Bien sûr que non. Il y a une cohérence dans l’approche française. D’un côté, nous prenons en quelque sorte la tête de la coalition qui soutient l’Ukraine. Mais de l’autre, et c’est la deuxième jambe de l’approche française, nous essayons d’établir un contact avec la Russie. Ce contact n’est pas très heureux, mais c’est le premier depuis deux ans. Bien sûr, il est marqué par le manque de confiance réciproque, par les mauvaises manières et tout cela. Mais c’est un premier contact. Et à un moment où les Américains se retirent plus ou moins discrètement – mais il est clair que même si c’est Biden qui gagne, les Américains ne sont pas aussi impliqués qu’ils l’ont été dans le passé -, il est important d’avoir cette approche globale, c’est-à-dire à la fois soutenir l’Ukraine et en même temps parler aux Russes.

Comment interpréter les déclarations de Moscou à l’issue de cet échange téléphonique ? Visiblement l’Elysée n’a pas apprécié…

Chacun tire la couverture à soi. Quand il y a ce type d’entretiens marqués par un manque de confiance, des tâtonnements, la méfiance et tout cela, il n’y a pas de communiqué commun. Donc les communiqués, chacun les faits de son côté. Les Russes ont dit ce qui les intéressait et ce qu’ils voulaient dire à leur opinion : en gros, que les Français étaient « allés à Canossa » (le fait de céder complètement devant quelqu’un, d’aller s’humilier devant son ennemi, ndlr). Et les Français ont dit ce qui intéressait l’opinion française, c’est-à-dire qu’on a parlé de terrorisme, qui est une préoccupation pour l’ensemble des citoyens français. Nous n’avons pas parlé d’Ukraine, parce que ça aurait été pas loyal vis-à-vis de l’Ukraine de parler de Kiev dans son dos. Mais dans la réalité, c’est l’amorce d’un débat.
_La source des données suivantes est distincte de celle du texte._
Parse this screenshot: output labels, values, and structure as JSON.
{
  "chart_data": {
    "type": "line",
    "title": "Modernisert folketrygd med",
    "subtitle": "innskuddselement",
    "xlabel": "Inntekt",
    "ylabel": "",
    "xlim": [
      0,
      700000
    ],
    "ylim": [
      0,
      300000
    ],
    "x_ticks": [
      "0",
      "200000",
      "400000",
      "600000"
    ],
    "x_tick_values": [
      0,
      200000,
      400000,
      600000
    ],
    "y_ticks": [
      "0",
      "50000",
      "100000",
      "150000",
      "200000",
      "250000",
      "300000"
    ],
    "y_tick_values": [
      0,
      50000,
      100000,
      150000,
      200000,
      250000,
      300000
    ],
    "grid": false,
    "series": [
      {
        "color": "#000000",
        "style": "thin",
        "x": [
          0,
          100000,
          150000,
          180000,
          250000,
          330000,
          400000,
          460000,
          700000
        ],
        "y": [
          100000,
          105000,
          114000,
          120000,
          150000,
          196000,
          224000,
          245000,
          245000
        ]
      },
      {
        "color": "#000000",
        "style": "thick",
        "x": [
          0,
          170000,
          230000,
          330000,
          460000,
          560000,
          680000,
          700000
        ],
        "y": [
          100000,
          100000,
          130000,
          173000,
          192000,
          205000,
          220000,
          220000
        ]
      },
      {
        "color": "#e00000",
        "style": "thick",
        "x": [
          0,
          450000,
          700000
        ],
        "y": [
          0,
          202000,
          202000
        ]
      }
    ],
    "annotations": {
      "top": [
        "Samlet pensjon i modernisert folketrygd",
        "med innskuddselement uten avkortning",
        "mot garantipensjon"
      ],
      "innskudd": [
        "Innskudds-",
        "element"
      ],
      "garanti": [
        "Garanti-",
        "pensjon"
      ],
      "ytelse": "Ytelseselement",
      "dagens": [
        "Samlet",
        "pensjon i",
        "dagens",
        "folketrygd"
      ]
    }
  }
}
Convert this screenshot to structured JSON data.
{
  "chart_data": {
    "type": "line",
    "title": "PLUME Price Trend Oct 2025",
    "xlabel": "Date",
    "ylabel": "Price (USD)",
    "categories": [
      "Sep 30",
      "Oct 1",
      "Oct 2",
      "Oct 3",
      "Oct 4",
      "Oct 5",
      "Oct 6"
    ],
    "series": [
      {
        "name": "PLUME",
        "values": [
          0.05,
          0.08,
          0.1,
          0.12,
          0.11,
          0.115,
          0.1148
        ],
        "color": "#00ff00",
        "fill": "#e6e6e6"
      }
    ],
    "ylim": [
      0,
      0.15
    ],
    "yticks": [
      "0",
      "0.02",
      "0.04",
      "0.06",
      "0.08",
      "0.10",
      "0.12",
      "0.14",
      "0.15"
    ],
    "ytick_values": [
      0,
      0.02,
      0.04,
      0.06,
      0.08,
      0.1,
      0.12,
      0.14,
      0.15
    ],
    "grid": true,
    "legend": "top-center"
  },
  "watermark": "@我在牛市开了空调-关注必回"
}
Certes, ça a pris une mauvaise tournure, mais je pense que ce ne sera pas le dernier contact que nous aurons avec les Russes.

Vous voyez là une reprise du dialogue entre Paris et Moscou ?
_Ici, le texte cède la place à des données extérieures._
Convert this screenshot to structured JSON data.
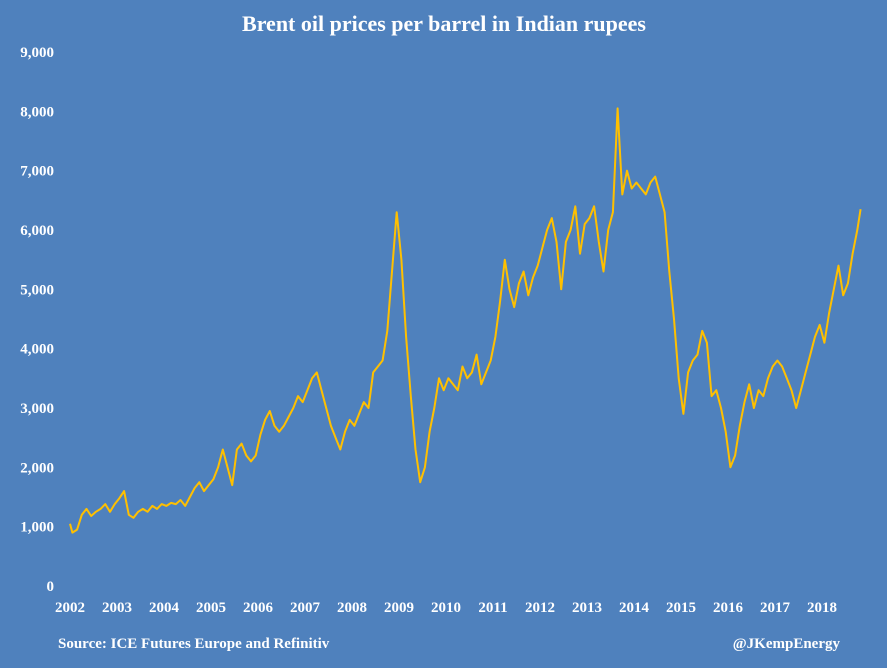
{
  "chart_data": {
    "type": "line",
    "title": "Brent oil prices per barrel in Indian rupees",
    "xlabel": "",
    "ylabel": "",
    "ylim": [
      0,
      9000
    ],
    "xlim": [
      2002.0,
      2018.85
    ],
    "grid": false,
    "legend": "none",
    "y_ticks": [
      "0",
      "1,000",
      "2,000",
      "3,000",
      "4,000",
      "5,000",
      "6,000",
      "7,000",
      "8,000",
      "9,000"
    ],
    "x_ticks": [
      "2002",
      "2003",
      "2004",
      "2005",
      "2006",
      "2007",
      "2008",
      "2009",
      "2010",
      "2011",
      "2012",
      "2013",
      "2014",
      "2015",
      "2016",
      "2017",
      "2018"
    ],
    "series": [
      {
        "name": "",
        "color": "#ffc000",
        "points": [
          [
            2002.0,
            1050
          ],
          [
            2002.05,
            900
          ],
          [
            2002.15,
            950
          ],
          [
            2002.25,
            1200
          ],
          [
            2002.35,
            1300
          ],
          [
            2002.45,
            1180
          ],
          [
            2002.55,
            1250
          ],
          [
            2002.65,
            1300
          ],
          [
            2002.75,
            1380
          ],
          [
            2002.85,
            1250
          ],
          [
            2002.95,
            1380
          ],
          [
            2003.05,
            1480
          ],
          [
            2003.15,
            1600
          ],
          [
            2003.25,
            1200
          ],
          [
            2003.35,
            1150
          ],
          [
            2003.45,
            1250
          ],
          [
            2003.55,
            1300
          ],
          [
            2003.65,
            1250
          ],
          [
            2003.75,
            1350
          ],
          [
            2003.85,
            1300
          ],
          [
            2003.95,
            1380
          ],
          [
            2004.05,
            1350
          ],
          [
            2004.15,
            1400
          ],
          [
            2004.25,
            1380
          ],
          [
            2004.35,
            1450
          ],
          [
            2004.45,
            1350
          ],
          [
            2004.55,
            1500
          ],
          [
            2004.65,
            1650
          ],
          [
            2004.75,
            1750
          ],
          [
            2004.85,
            1600
          ],
          [
            2004.95,
            1700
          ],
          [
            2005.05,
            1800
          ],
          [
            2005.15,
            2000
          ],
          [
            2005.25,
            2300
          ],
          [
            2005.35,
            2000
          ],
          [
            2005.45,
            1700
          ],
          [
            2005.55,
            2300
          ],
          [
            2005.65,
            2400
          ],
          [
            2005.75,
            2200
          ],
          [
            2005.85,
            2100
          ],
          [
            2005.95,
            2200
          ],
          [
            2006.05,
            2550
          ],
          [
            2006.15,
            2800
          ],
          [
            2006.25,
            2950
          ],
          [
            2006.35,
            2700
          ],
          [
            2006.45,
            2600
          ],
          [
            2006.55,
            2700
          ],
          [
            2006.65,
            2850
          ],
          [
            2006.75,
            3000
          ],
          [
            2006.85,
            3200
          ],
          [
            2006.95,
            3100
          ],
          [
            2007.05,
            3300
          ],
          [
            2007.15,
            3500
          ],
          [
            2007.25,
            3600
          ],
          [
            2007.35,
            3300
          ],
          [
            2007.45,
            3000
          ],
          [
            2007.55,
            2700
          ],
          [
            2007.65,
            2500
          ],
          [
            2007.75,
            2300
          ],
          [
            2007.85,
            2600
          ],
          [
            2007.95,
            2800
          ],
          [
            2008.05,
            2700
          ],
          [
            2008.15,
            2900
          ],
          [
            2008.25,
            3100
          ],
          [
            2008.35,
            3000
          ],
          [
            2008.45,
            3600
          ],
          [
            2008.55,
            3700
          ],
          [
            2008.65,
            3800
          ],
          [
            2008.75,
            4300
          ],
          [
            2008.85,
            5300
          ],
          [
            2008.95,
            6300
          ],
          [
            2009.05,
            5500
          ],
          [
            2009.15,
            4200
          ],
          [
            2009.25,
            3200
          ],
          [
            2009.35,
            2300
          ],
          [
            2009.45,
            1750
          ],
          [
            2009.55,
            2000
          ],
          [
            2009.65,
            2600
          ],
          [
            2009.75,
            3000
          ],
          [
            2009.85,
            3500
          ],
          [
            2009.95,
            3300
          ],
          [
            2010.05,
            3500
          ],
          [
            2010.15,
            3400
          ],
          [
            2010.25,
            3300
          ],
          [
            2010.35,
            3700
          ],
          [
            2010.45,
            3500
          ],
          [
            2010.55,
            3600
          ],
          [
            2010.65,
            3900
          ],
          [
            2010.75,
            3400
          ],
          [
            2010.85,
            3600
          ],
          [
            2010.95,
            3800
          ],
          [
            2011.05,
            4200
          ],
          [
            2011.15,
            4800
          ],
          [
            2011.25,
            5500
          ],
          [
            2011.35,
            5000
          ],
          [
            2011.45,
            4700
          ],
          [
            2011.55,
            5100
          ],
          [
            2011.65,
            5300
          ],
          [
            2011.75,
            4900
          ],
          [
            2011.85,
            5200
          ],
          [
            2011.95,
            5400
          ],
          [
            2012.05,
            5700
          ],
          [
            2012.15,
            6000
          ],
          [
            2012.25,
            6200
          ],
          [
            2012.35,
            5800
          ],
          [
            2012.45,
            5000
          ],
          [
            2012.55,
            5800
          ],
          [
            2012.65,
            6000
          ],
          [
            2012.75,
            6400
          ],
          [
            2012.85,
            5600
          ],
          [
            2012.95,
            6100
          ],
          [
            2013.05,
            6200
          ],
          [
            2013.15,
            6400
          ],
          [
            2013.25,
            5800
          ],
          [
            2013.35,
            5300
          ],
          [
            2013.45,
            6000
          ],
          [
            2013.55,
            6300
          ],
          [
            2013.65,
            8050
          ],
          [
            2013.75,
            6600
          ],
          [
            2013.85,
            7000
          ],
          [
            2013.95,
            6700
          ],
          [
            2014.05,
            6800
          ],
          [
            2014.15,
            6700
          ],
          [
            2014.25,
            6600
          ],
          [
            2014.35,
            6800
          ],
          [
            2014.45,
            6900
          ],
          [
            2014.55,
            6600
          ],
          [
            2014.65,
            6300
          ],
          [
            2014.75,
            5300
          ],
          [
            2014.85,
            4500
          ],
          [
            2014.95,
            3500
          ],
          [
            2015.05,
            2900
          ],
          [
            2015.15,
            3600
          ],
          [
            2015.25,
            3800
          ],
          [
            2015.35,
            3900
          ],
          [
            2015.45,
            4300
          ],
          [
            2015.55,
            4100
          ],
          [
            2015.65,
            3200
          ],
          [
            2015.75,
            3300
          ],
          [
            2015.85,
            3000
          ],
          [
            2015.95,
            2600
          ],
          [
            2016.05,
            2000
          ],
          [
            2016.15,
            2200
          ],
          [
            2016.25,
            2700
          ],
          [
            2016.35,
            3100
          ],
          [
            2016.45,
            3400
          ],
          [
            2016.55,
            3000
          ],
          [
            2016.65,
            3300
          ],
          [
            2016.75,
            3200
          ],
          [
            2016.85,
            3500
          ],
          [
            2016.95,
            3700
          ],
          [
            2017.05,
            3800
          ],
          [
            2017.15,
            3700
          ],
          [
            2017.25,
            3500
          ],
          [
            2017.35,
            3300
          ],
          [
            2017.45,
            3000
          ],
          [
            2017.55,
            3300
          ],
          [
            2017.65,
            3600
          ],
          [
            2017.75,
            3900
          ],
          [
            2017.85,
            4200
          ],
          [
            2017.95,
            4400
          ],
          [
            2018.05,
            4100
          ],
          [
            2018.15,
            4600
          ],
          [
            2018.25,
            5000
          ],
          [
            2018.35,
            5400
          ],
          [
            2018.45,
            4900
          ],
          [
            2018.55,
            5100
          ],
          [
            2018.65,
            5600
          ],
          [
            2018.75,
            6000
          ],
          [
            2018.82,
            6350
          ]
        ]
      }
    ]
  },
  "footer": {
    "source": "Source: ICE Futures Europe and Refinitiv",
    "credit": "@JKempEnergy"
  }
}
Sur les questions de terrorisme, je crois que c’est souhaitable pour Paris et c’est souhaitable pour les Russes. Le problème, c’est que les Russes sont enfermés dans une logique qui consiste à dire que l’Ukraine n’est pas un Etat, n’est pas un pays, n’est pas une nation, mais qu’elle a participé à l’attentat de Moscou, qu’elle y a trempé quelque part sans être vraiment commanditaire. Les Russes se sont enfermés dans une position de départ sur cette question de terrorisme qui n’est pas très positive. Mais je crois que, malgré tout, les deux pays n’ont pas vraiment le choix, et pas seulement eux d’ailleurs. La lutte contre le terrorisme islamique a toujours été mise à l’écart et à l’abri des guerres, des tensions, de la guerre en Ukraine, à la fois par les Russes, les Américains, les Français et d’autres.

Est-ce que, comme le chef de l’Etat, Emmanuel Macron, vous pensez que la Russie va cibler l’organisation des Jeux olympiques, y compris en termes informationnels ?
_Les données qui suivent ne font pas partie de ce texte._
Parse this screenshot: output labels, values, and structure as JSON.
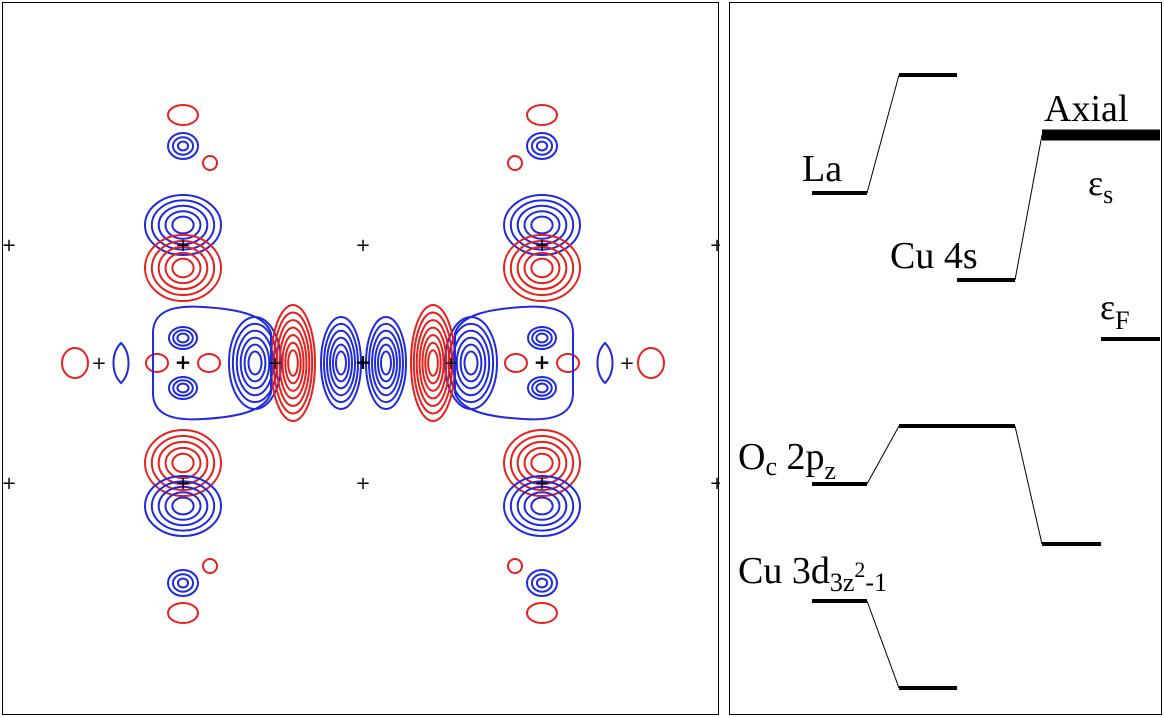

Je ne l’exclus pas, et d’ailleurs je pense que si le président l’a dit, c’est qu’il a probablement des informations. Alors, je ne sais pas si ce sera la Russie elle-même, des groupes de hackers plus ou moins stipendiés, mais je pense qu’il y a un vrai risque. Comme le sport est évidemment une cause nationale, comme dans beaucoup de régimes de ce type, le fait d’avoir été mis un peu de côté, de ne pas pouvoir défiler derrière son drapeau, c’est vécu pour eux comme une humiliation ou comme une capitis deminutio, voire comme une insulte. Et donc ça entraîne évidemment des réactions de tous ordres. À la fois, des Jeux parallèles, à la fois peut-être des interventions de hackers. Donc en tout cas, ils ne faciliteront pas les choses pour des Jeux dont ils s’estiment injustement écartés.